Le renseignement français souhaite accéder aux messageries chiffrées
La délégation parlementaire au renseignement (DPR), sous la présidence de la sénatrice Muriel Jourda, a récemment formulé une recommandation visant à permettre aux services de renseignement d’accéder aux messageries chiffrées telles que WhatsApp, Signal et Telegram. Ce sujet, bien que récurrent, a été remis au goût du jour par la DPR, qui souligne les défis posés par le chiffrement de bout en bout.
Table des matières
Un constat alarmant sur les communications
Selon la DPR, 97 % des messages échangés via smartphones transitent par des applications de messagerie, dont entre 60 et 80 % sont protégés par un chiffrement intégral. Cela signifie que les informations envoyées sont verrouillées dès leur départ et ne peuvent être déchiffrées que par le destinataire, rendant ainsi l’accès aux contenus impossible pour les autorités.
Pour les services de renseignement, ce chiffrement constitue un obstacle majeur. Bien que des méthodes de contournement existent, qualifiées de recueil des données informatiques, elles sont coûteuses, lourdes à mettre en œuvre et nécessitent un personnel important. Ces méthodes ne sont efficaces que sur un nombre restreint de cibles, ce qui ne suffit pas face aux réseaux criminels ou terroristes utilisant ces applications.
Vers une écoute numérique encadrée
La DPR propose un cadre similaire aux interceptions téléphoniques traditionnelles, permettant un accès ciblé aux conversations sur décision judiciaire ou administrative. Ce dispositif ne viserait pas une surveillance de masse, mais plutôt un accès contrôlé à des échanges spécifiques. La DPR estime qu’une approche européenne serait idéale pour établir un tel mécanisme, et des discussions sont déjà en cours avec des partenaires européens.

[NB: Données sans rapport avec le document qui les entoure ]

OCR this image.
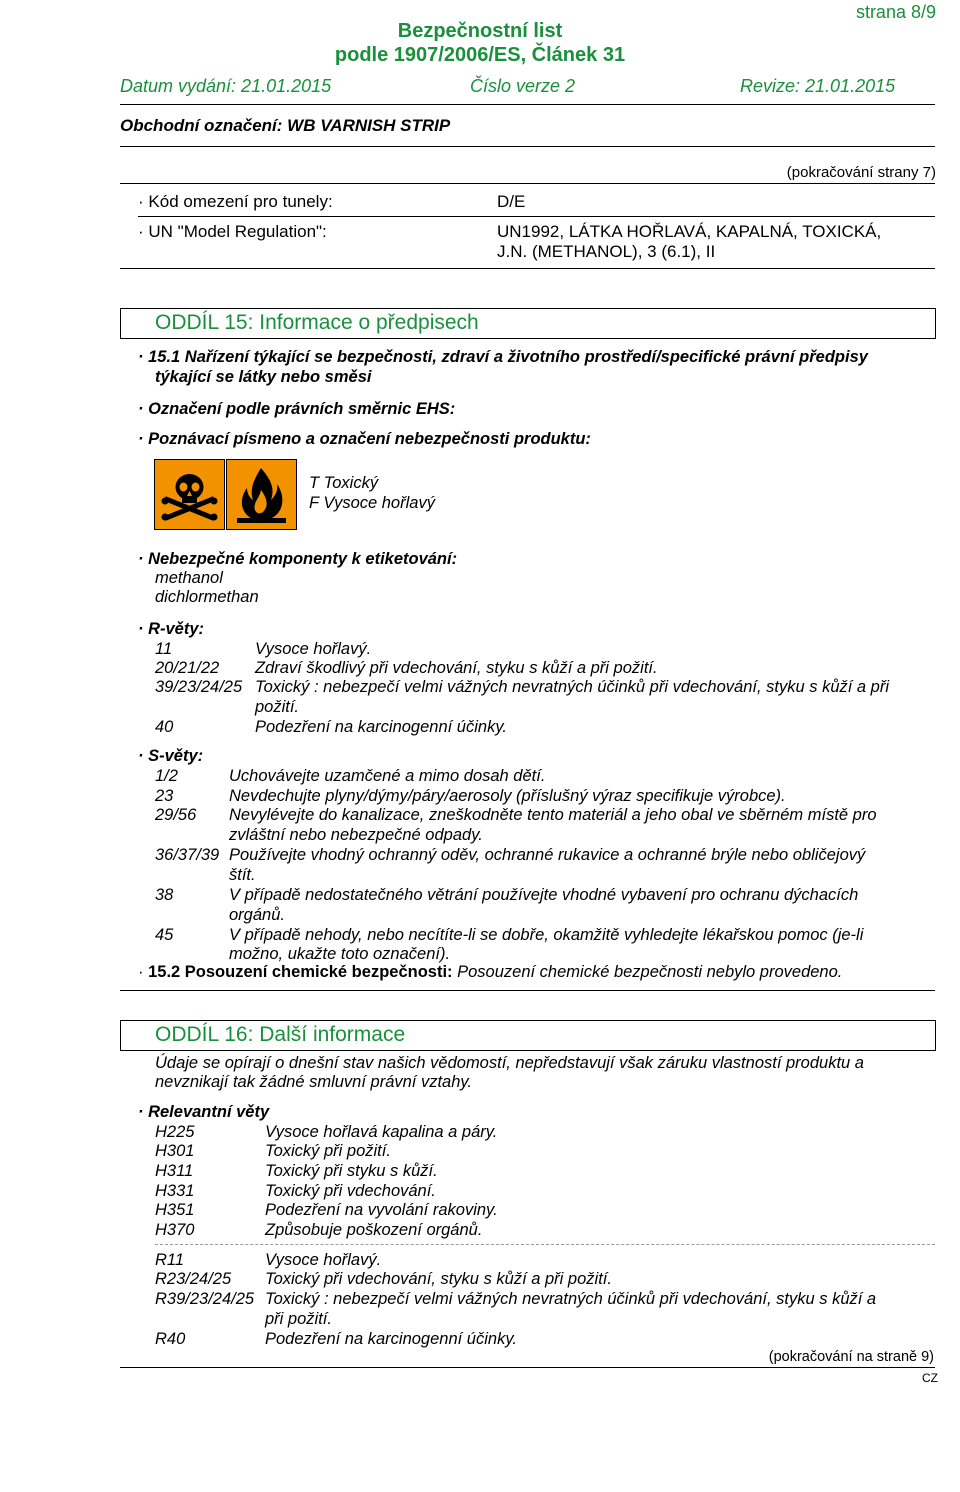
strana 8/9
Bezpečnostní list
podle 1907/2006/ES, Článek 31
Datum vydání: 21.01.2015	Číslo verze 2	Revize: 21.01.2015
Obchodní označení: WB VARNISH STRIP
(pokračování strany 7)
· Kód omezení pro tunely:	D/E
· UN "Model Regulation":	UN1992, LÁTKA HOŘLAVÁ, KAPALNÁ, TOXICKÁ,
J.N. (METHANOL), 3 (6.1), II
ODDÍL 15: Informace o předpisech
· 15.1 Nařízení týkající se bezpečnosti, zdraví a životního prostředí/specifické právní předpisy
týkající se látky nebo směsi
· Označení podle právních směrnic EHS:
· Poznávací písmeno a označení nebezpečnosti produktu:
T Toxický
F Vysoce hořlavý
· Nebezpečné komponenty k etiketování:
methanol
dichlormethan
· R-věty:
11	Vysoce hořlavý.
20/21/22 Zdraví škodlivý při vdechování, styku s kůží a při požití.
39/23/24/25 Toxický : nebezpečí velmi vážných nevratných účinků při vdechování, styku s kůží a při
požití.
40	Podezření na karcinogenní účinky.
· S-věty:
1/2	Uchovávejte uzamčené a mimo dosah dětí.
23	Nevdechujte plyny/dýmy/páry/aerosoly (příslušný výraz specifikuje výrobce).
29/56 Nevylévejte do kanalizace, zneškodněte tento materiál a jeho obal ve sběrném místě pro
zvláštní nebo nebezpečné odpady.
36/37/39 Používejte vhodný ochranný oděv, ochranné rukavice a ochranné brýle nebo obličejový
štít.
38	V případě nedostatečného větrání používejte vhodné vybavení pro ochranu dýchacích
orgánů.
45	V případě nehody, nebo necítíte-li se dobře, okamžitě vyhledejte lékařskou pomoc (je-li
možno, ukažte toto označení).
· 15.2 Posouzení chemické bezpečnosti: Posouzení chemické bezpečnosti nebylo provedeno.
ODDÍL 16: Další informace
Údaje se opírají o dnešní stav našich vědomostí, nepředstavují však záruku vlastností produktu a
nevznikají tak žádné smluvní právní vztahy.
· Relevantní věty
H225	Vysoce hořlavá kapalina a páry.
H301	Toxický při požití.
H311	Toxický při styku s kůží.
H331	Toxický při vdechování.
H351	Podezření na vyvolání rakoviny.
H370	Způsobuje poškození orgánů.
R11	Vysoce hořlavý.
R23/24/25 Toxický při vdechování, styku s kůží a při požití.
R39/23/24/25 Toxický : nebezpečí velmi vážných nevratných účinků při vdechování, styku s kůží a
při požití.
R40	Podezření na karcinogenní účinky.
(pokračování na straně 9)
CZ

Un projet de loi en contradiction
Cependant, l’article 16 bis du projet de loi résilience, déposé en octobre 2024, interdit actuellement d’imposer aux fournisseurs de messageries chiffrées un accès non consenti aux données. La DPR a exprimé des inquiétudes quant à cet article, le qualifiant de risque pour la politique publique du renseignement, car il pourrait affaiblir les outils juridiques disponibles et donner aux plateformes un argument pour ne pas coopérer.
Le gouvernement se trouve donc dans une situation délicate, partagé entre une volonté de renforcer la cybersécurité en préservant l’inviolabilité du chiffrement et la demande pressante des services de renseignement pour accéder à ces communications protégées.
Conclusion
Le débat sur l’accès aux messageries chiffrées soulève des enjeux cruciaux pour la sécurité et la vie privée. La DPR appelle à une réflexion approfondie sur la nécessité d’un équilibre entre la protection des données et les impératifs de sécurité nationale.